Last edited: December 30, 2004

Nigerian Teen Appeals Stoning

News, October 27, 2004
South Africa

Dass, Nigeria—A pregnant Nigerian teenager appeared before an Islamic court on Wednesday to hear her lawyer launch an appeal against her conviction for adultery, for which she was sentenced to be stoned to death.

Hajara Ibrahim, 18, sat quietly in a makeshift cubicle in the simple one-storey hall housing the Upper Sharia Court in Dass to hear her counsel challenge a ruling that she should be publicly flogged and put to death.

The lawyer argued that the 8 October judgment was invalid because Hajara had not consummated her marriage before sleeping with her boyfriend and conceiving a child and was thus innocent of the capital crime of adultery.

Father and alleged lover look on

“With these arguments we pray to God to quash the lower court judgement and acquit the accused,” he told the hearing, as Hajara’s father and her alleged lover looked on from the bare wooden benches of the courtroom.

“What we are saying is that Sharia should be implemented properly as prescribed by Islam and devoid of any doubt,” he declared.

Judge Mohammed Mustafa Umar agreed to study the evidence and adjourned the court until 10 November, when he will pass judgement.

Hajara ‘encouraged by hearing’

Afterwards, the heavily pregnant teenager told reporters that she felt encouraged by the hearing, and hoped that she might soon escape her sentence.

“I’m confident of winning the appeal.

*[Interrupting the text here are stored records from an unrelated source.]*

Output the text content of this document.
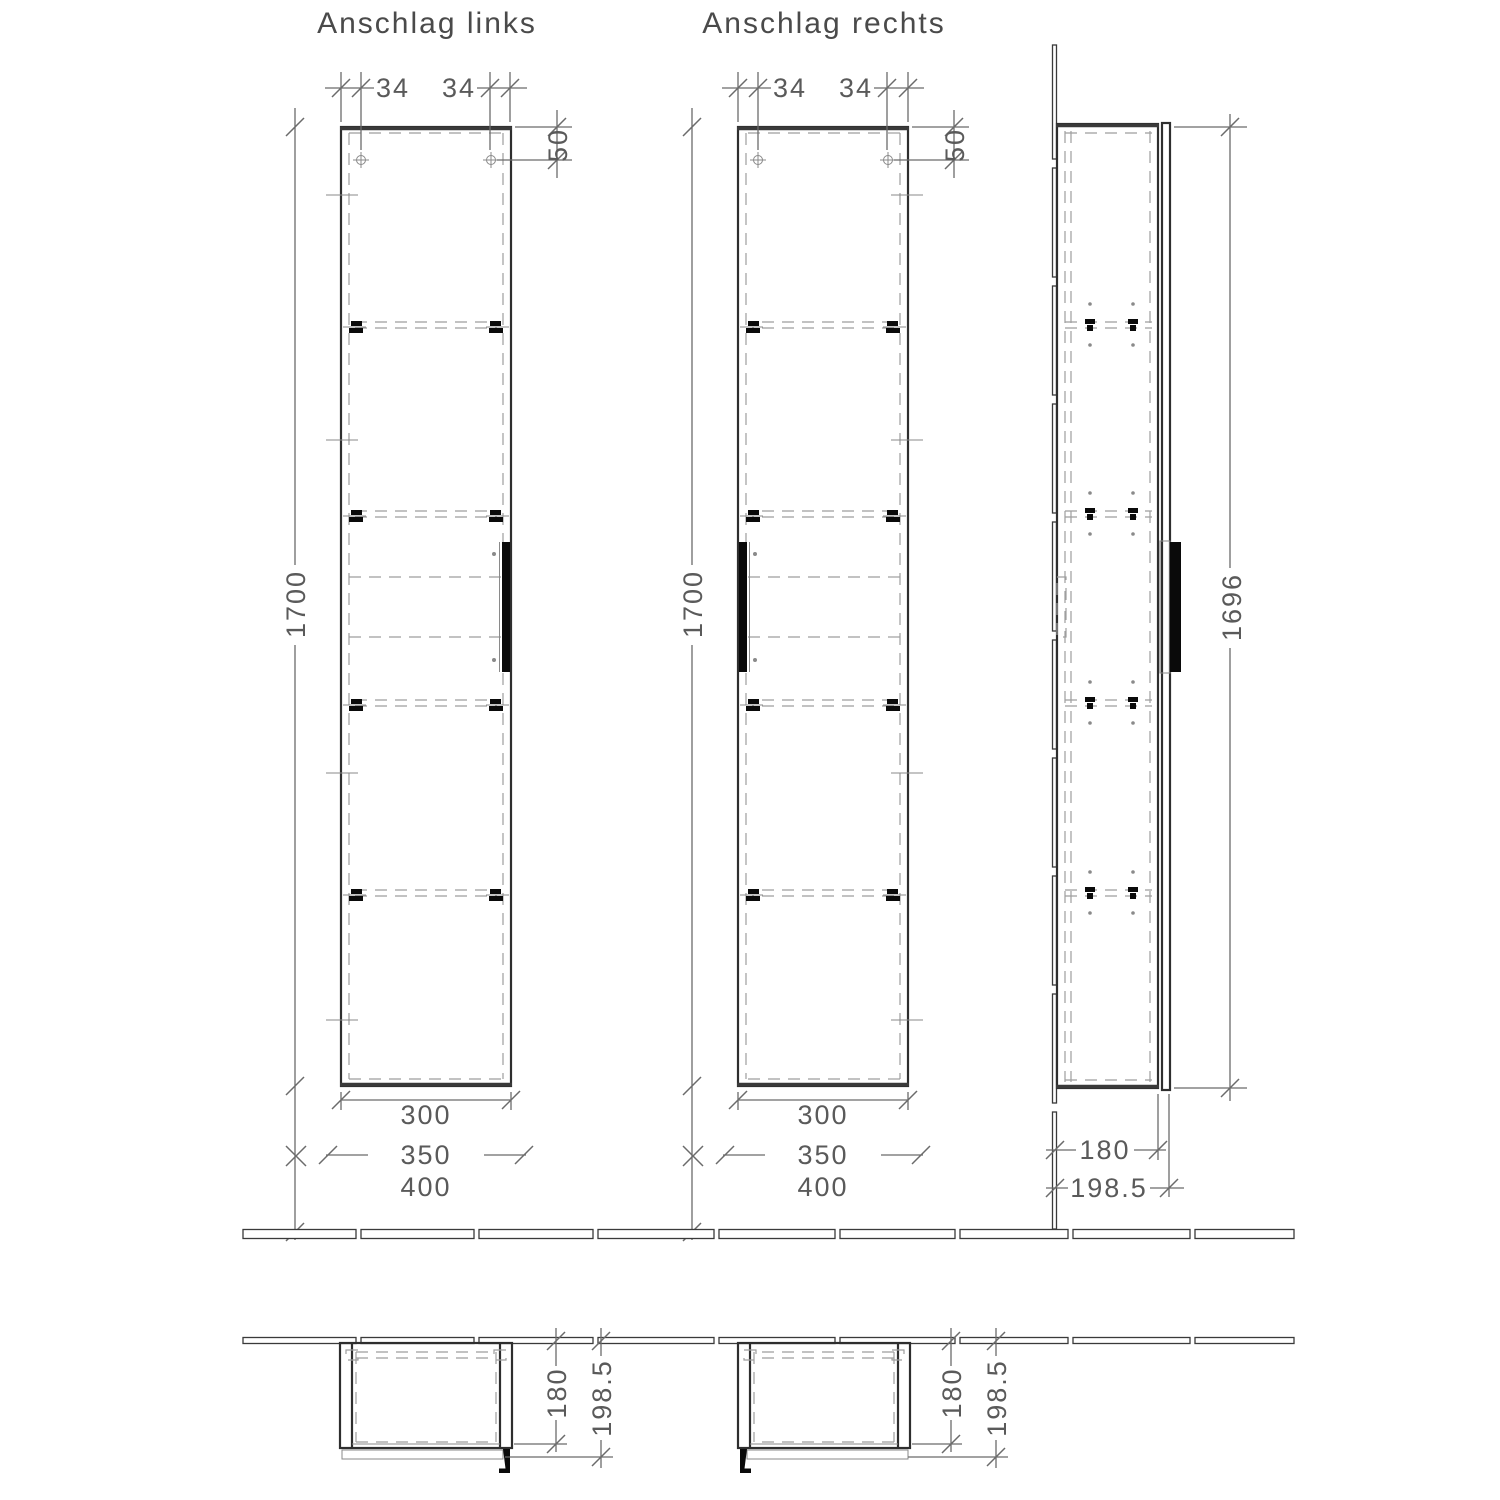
Anschlag links	Anschlag rechts
34 34
50
1700
300
350
400
34 34
50
1700
300
350
400
1696
180
198.5
180 198.5	180 198.5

I’m confident of my lawyer,” she said.

If Hajara convinces the judge that she was never properly married then her offence could be reduced to one of fornication, and she would face 100 lashes rather than a death sentence.

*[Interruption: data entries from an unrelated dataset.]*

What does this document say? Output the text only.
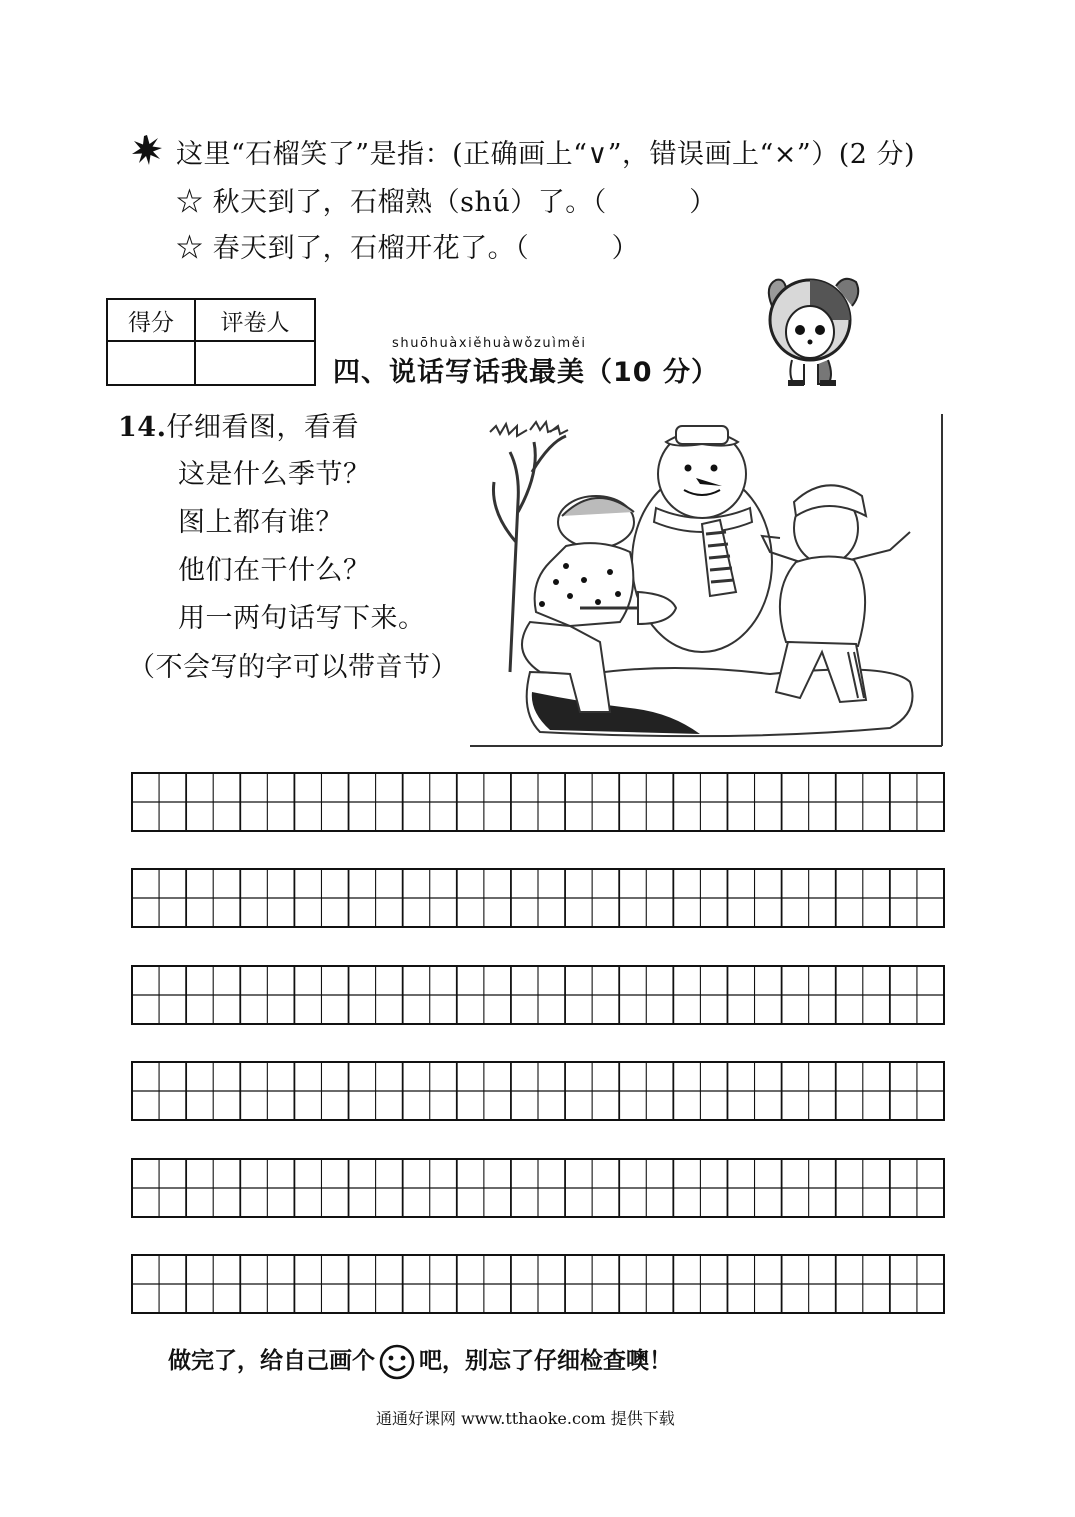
这里“石榴笑了”是指：(正确画上“∨”，错误画上“×”）(2 分)
☆ 秋天到了，石榴熟（shú）了。（　　　）
☆ 春天到了，石榴开花了。（　　　）
得分	评卷人

shuōhuàxiěhuàwǒzuìměi
四、说话写话我最美（10 分）
14.仔细看图，看看
这是什么季节？
图上都有谁？
他们在干什么？
用一两句话写下来。
（不会写的字可以带音节）
做完了，给自己画个 吧，别忘了仔细检查噢！
通通好课网 www.tthaoke.com 提供下载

Hajara is the latest young woman to be swept up into northern Nigeria’s stumbling five-year-old attempt to replace the vast region’s poorly administered secular criminal justice system with Islam’s strict Sharia law.

Since 1999, 12 states across the mainly Muslim north of the country have begun reintroducing Sharia principles into their penal codes, including punishments such as flogging, amputation and stoning.